- Feisty, competitive sports fan forum building mobile betting app platform
- U.S. High Court okays state-by-state legalization of sports betting
- Mobile gaming surpassed $50 billion mark during 2017, with e-sports comprising a burgeoning element of the industry
A new era of sports fan marketing opened when the U.S. Supreme Court issued a ruling on May 14 that found decades-old laws prohibiting gambling on athletics to be unconstitutional, and FANDOM SPORTS Media Corp. (CSE: FDM) (OTC: FDMSF) (FRANKFURT: TQ42) sees the decision as an opportunity to drive for the end zone with development of its own trademark wagering app on mobile devices.
FANDOM SPORTS is forming up behind its existing trash-talk-friendly fan platform available on the Google Play store for Android devices, which plays on sports audiences’ competitive passions by encouraging them to engage each other in a distinct social media arena that is uncensored and polarizing. The FANDOM SPORTS App is geared toward rewarding its users based on their ability to draw in other participants either in support of a fan favorite or in derision of their most hated opponents.
In addition to bragging rights based on players’ performance, the app’s FANCOIN virtual currency will allow users to pay for exclusive content, swag and other prizes. As the company works through the development challenges of its new wagering platform, it is creating an economy built on blockchain technology that will manage any operational risks related to the gaming transactions during peer-to-peer micro betting by its users.
Until the Supreme Court’s ruling, sports betting was legal only in Nevada – not that federal law prevented a huge number of sports fans from placing friendly wagers on the outcome of a given event or season. A recent Chicago Tribune report (http://nnw.fm/Tn2aU) estimates that close to 60 million people in the United States and Canada are already involved in fantasy sports leagues, many of which involve money bets. Media outlets debate the amount of money that changes hands, but agree that it figures in the billions (http://nnw.fm/x0Q9s).
Gambling was once a risqué subject that figured in the province of underworld criminals and closed, smoke-filled rooms, but, in recent decades, acceptable financial risk promotion has come to signify not only stock market investment but lottery tickets, office pools, local fantasy leagues and online gaming with international connections. Casinos now are legal in 40 states, and lotteries are welcome in 44. The Chicago Tribune story reports that about half of all American adults acknowledge having bought lottery tickets during the past year, and some 81 million people patronized casinos last year.
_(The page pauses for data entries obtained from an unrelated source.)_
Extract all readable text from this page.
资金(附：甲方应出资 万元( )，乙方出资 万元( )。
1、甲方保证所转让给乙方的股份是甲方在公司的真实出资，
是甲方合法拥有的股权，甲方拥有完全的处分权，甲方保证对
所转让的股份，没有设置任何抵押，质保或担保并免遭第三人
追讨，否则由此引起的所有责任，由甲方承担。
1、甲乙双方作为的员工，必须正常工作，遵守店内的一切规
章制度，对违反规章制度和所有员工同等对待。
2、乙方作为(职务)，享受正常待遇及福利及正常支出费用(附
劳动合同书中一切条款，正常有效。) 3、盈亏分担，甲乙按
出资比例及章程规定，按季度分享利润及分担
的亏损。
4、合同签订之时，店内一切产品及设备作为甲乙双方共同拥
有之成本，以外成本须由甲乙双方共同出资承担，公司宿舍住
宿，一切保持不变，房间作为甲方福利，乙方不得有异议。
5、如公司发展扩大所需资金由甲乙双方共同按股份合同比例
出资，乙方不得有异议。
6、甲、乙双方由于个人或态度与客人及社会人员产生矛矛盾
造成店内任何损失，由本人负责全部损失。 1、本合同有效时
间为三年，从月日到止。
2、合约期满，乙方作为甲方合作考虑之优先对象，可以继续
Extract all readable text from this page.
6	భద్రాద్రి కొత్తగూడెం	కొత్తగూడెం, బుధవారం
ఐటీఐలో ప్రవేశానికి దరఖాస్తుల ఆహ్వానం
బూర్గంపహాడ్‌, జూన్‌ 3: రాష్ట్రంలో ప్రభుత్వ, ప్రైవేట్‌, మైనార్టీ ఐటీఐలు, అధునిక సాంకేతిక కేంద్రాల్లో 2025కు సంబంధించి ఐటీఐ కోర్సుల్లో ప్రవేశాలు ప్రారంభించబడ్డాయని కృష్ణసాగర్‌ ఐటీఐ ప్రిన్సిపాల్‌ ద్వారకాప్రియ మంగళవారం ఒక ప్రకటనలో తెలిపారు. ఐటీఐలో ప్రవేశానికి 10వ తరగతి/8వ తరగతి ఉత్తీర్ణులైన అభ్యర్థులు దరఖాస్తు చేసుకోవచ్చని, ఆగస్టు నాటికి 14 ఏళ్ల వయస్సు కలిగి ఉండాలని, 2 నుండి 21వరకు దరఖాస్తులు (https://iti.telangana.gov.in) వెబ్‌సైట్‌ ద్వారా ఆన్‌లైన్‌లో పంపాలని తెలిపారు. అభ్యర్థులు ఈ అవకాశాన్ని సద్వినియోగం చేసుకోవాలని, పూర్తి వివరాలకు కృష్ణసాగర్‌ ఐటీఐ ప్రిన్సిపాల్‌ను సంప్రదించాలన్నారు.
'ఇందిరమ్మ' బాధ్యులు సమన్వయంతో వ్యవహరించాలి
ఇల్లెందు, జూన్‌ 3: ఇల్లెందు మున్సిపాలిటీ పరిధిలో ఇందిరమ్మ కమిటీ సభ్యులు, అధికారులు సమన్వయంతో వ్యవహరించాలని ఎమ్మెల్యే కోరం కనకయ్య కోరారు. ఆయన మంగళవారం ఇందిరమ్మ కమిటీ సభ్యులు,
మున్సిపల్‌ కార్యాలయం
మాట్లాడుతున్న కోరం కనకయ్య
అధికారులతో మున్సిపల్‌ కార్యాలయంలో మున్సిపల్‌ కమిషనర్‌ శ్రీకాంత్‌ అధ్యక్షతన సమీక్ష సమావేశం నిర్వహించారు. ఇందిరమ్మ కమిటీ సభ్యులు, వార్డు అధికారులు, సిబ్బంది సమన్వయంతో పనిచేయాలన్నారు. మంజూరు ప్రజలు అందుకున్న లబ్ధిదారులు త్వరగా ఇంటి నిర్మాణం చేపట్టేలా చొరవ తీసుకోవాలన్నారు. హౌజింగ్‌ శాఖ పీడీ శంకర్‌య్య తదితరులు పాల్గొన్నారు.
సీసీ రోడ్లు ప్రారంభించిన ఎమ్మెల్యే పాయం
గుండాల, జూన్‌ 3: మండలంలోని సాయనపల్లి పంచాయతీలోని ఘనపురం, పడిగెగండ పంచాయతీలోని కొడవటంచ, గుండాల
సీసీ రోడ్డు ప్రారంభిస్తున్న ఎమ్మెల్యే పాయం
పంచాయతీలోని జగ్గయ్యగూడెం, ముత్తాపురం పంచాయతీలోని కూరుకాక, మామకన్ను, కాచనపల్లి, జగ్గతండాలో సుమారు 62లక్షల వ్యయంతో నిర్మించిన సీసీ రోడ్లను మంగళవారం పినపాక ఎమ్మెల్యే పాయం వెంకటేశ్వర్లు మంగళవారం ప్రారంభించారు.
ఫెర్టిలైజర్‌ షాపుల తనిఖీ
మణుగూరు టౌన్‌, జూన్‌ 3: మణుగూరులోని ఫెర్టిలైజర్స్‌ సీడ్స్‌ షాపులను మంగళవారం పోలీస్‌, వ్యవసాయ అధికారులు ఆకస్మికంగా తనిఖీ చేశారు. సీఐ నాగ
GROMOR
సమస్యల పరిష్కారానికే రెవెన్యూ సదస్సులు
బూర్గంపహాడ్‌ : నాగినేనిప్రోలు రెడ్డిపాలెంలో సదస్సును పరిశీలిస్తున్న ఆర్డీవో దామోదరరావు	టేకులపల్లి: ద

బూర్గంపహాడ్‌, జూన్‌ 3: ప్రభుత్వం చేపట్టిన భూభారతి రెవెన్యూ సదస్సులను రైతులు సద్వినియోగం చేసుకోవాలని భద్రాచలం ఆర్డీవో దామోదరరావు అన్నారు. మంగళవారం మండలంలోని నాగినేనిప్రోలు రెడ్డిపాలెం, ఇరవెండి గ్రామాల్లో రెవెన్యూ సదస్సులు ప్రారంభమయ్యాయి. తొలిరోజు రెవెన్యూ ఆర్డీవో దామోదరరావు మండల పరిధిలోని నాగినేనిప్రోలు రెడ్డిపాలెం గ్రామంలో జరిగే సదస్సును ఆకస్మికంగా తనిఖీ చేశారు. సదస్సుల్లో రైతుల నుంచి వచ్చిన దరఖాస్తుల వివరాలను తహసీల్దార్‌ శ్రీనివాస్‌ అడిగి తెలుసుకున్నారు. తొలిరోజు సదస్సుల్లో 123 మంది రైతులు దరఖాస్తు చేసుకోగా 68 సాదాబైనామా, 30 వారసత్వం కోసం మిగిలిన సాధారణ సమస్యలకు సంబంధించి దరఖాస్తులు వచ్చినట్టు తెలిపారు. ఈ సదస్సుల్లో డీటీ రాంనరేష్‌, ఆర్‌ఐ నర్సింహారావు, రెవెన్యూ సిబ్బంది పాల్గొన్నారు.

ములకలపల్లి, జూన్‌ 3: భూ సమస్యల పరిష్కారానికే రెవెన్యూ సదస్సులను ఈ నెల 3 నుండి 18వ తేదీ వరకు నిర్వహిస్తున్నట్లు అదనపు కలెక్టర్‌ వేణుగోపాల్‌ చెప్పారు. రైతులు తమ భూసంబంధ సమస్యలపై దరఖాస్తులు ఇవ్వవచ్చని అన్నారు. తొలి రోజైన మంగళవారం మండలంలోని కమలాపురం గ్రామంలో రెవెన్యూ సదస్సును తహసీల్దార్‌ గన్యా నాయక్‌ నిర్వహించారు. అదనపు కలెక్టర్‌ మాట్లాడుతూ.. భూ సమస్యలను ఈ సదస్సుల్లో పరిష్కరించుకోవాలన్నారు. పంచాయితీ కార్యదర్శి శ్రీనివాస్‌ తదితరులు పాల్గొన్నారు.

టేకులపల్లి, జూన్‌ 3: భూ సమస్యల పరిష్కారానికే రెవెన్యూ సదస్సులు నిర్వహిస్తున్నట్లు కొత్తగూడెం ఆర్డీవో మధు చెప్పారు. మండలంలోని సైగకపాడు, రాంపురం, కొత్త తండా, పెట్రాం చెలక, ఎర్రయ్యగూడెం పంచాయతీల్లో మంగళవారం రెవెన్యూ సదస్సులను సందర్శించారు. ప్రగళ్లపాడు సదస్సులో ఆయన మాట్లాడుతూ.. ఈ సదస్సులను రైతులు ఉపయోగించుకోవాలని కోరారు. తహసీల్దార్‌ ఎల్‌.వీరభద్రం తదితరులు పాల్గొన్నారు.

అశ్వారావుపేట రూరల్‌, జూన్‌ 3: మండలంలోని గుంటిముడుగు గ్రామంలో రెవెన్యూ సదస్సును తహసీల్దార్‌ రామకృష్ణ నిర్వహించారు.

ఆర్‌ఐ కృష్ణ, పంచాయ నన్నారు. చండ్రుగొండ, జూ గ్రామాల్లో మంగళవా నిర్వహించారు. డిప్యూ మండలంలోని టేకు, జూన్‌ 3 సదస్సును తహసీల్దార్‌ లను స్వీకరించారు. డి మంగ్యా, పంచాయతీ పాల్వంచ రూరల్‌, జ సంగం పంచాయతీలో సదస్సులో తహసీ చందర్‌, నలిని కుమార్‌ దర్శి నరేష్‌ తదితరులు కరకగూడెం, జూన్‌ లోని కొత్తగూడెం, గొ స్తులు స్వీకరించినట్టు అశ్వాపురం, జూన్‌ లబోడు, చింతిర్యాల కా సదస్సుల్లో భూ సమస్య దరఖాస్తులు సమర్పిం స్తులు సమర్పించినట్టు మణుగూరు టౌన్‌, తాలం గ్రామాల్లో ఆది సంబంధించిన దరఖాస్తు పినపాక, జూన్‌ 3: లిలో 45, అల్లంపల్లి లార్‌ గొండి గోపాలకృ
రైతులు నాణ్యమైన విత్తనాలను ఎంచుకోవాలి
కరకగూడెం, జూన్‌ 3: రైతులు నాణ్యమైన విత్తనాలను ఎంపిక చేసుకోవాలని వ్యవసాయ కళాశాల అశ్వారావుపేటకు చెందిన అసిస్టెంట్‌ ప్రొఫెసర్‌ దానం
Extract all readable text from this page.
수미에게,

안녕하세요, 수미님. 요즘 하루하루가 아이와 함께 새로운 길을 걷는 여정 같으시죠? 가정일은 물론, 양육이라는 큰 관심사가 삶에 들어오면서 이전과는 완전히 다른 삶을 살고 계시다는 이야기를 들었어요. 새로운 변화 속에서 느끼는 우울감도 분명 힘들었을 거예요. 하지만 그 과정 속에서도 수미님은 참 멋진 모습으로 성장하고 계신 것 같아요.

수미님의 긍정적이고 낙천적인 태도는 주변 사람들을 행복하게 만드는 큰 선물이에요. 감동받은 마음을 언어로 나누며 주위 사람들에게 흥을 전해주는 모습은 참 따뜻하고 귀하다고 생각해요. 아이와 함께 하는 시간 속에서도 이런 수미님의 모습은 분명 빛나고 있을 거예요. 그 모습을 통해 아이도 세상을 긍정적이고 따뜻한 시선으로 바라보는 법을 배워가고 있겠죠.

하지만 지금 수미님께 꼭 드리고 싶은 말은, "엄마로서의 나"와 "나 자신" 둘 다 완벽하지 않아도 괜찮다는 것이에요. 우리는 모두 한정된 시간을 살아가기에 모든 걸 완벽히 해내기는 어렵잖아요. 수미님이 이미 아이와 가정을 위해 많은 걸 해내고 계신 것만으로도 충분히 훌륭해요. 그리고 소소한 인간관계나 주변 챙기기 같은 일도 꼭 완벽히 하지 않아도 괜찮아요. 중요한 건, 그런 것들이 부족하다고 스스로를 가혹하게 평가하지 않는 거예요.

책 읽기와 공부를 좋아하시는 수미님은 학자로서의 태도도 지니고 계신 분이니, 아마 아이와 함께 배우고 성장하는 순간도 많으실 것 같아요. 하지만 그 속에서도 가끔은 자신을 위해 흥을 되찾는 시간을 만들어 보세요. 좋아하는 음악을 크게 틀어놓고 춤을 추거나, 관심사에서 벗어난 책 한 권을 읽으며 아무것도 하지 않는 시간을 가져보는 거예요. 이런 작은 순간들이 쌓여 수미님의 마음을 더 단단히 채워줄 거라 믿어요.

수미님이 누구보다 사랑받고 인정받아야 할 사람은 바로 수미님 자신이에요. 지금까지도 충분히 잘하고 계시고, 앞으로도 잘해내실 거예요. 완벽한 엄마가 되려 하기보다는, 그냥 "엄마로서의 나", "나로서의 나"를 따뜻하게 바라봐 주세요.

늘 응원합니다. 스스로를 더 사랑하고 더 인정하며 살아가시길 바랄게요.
Mobile device users approached a benchmark 50 percent of the total worldwide gaming market’s devotees last year, showing the “anywhere you are” sports following’s clout as smartphones, in particular, become nearly ubiquitous in society (http://nnw.fm/6g09W).
“Exactly 10 years ago, the launch of the iPhone ignited a revolution in games, creating a new market segment that is this year worth around $50 billion,” a November article in Newzoo states (http://nnw.fm/50uQC). “The past years have seen the rise of esports, taking the already popular activity of viewing game video content to a professional level.”
While hosts of companies are rushing the field to celebrate the Supreme Court’s ruling and look for ways to monetize it, the fact remains that the ruling simply left states in charge of establishing the legal framework for sports betting within their geography. Companies hoping to set up headquarters for gambling operations will still have to negotiate a patchwork of licensing laws and standards that will likely differ from one state to the next. States, for their part, will have to decide how to regulate mobile betting if it becomes as simple as playing a compulsive phone game courtside or at home during a competition.
“We won’t have a 50-state sports betting market in our lifetime,” Chris Grove, the managing director for research and consulting firm Eilers & Krejcik Gaming, predicts (http://nnw.fm/Go3NI).
Still, just as lotteries and casinos spread throughout the nation, a number of states have already enacted laws intended to regulate sports betting within their confines, including New Jersey, New York, Pennsylvania, West Virginia, Connecticut and Mississippi. Massachusetts and Hawaii are studying sports betting legislation, and more than a dozen states from California to Rhode Island have seen bills to legalize sports betting introduced (http://nnw.fm/1PR0j).
FANDOM SPORTS is betting that there’s an open lane ahead for people who want to celebrate the triumph of their champions, make fun of their rivals’ defeat and, maybe, make a little money in the process.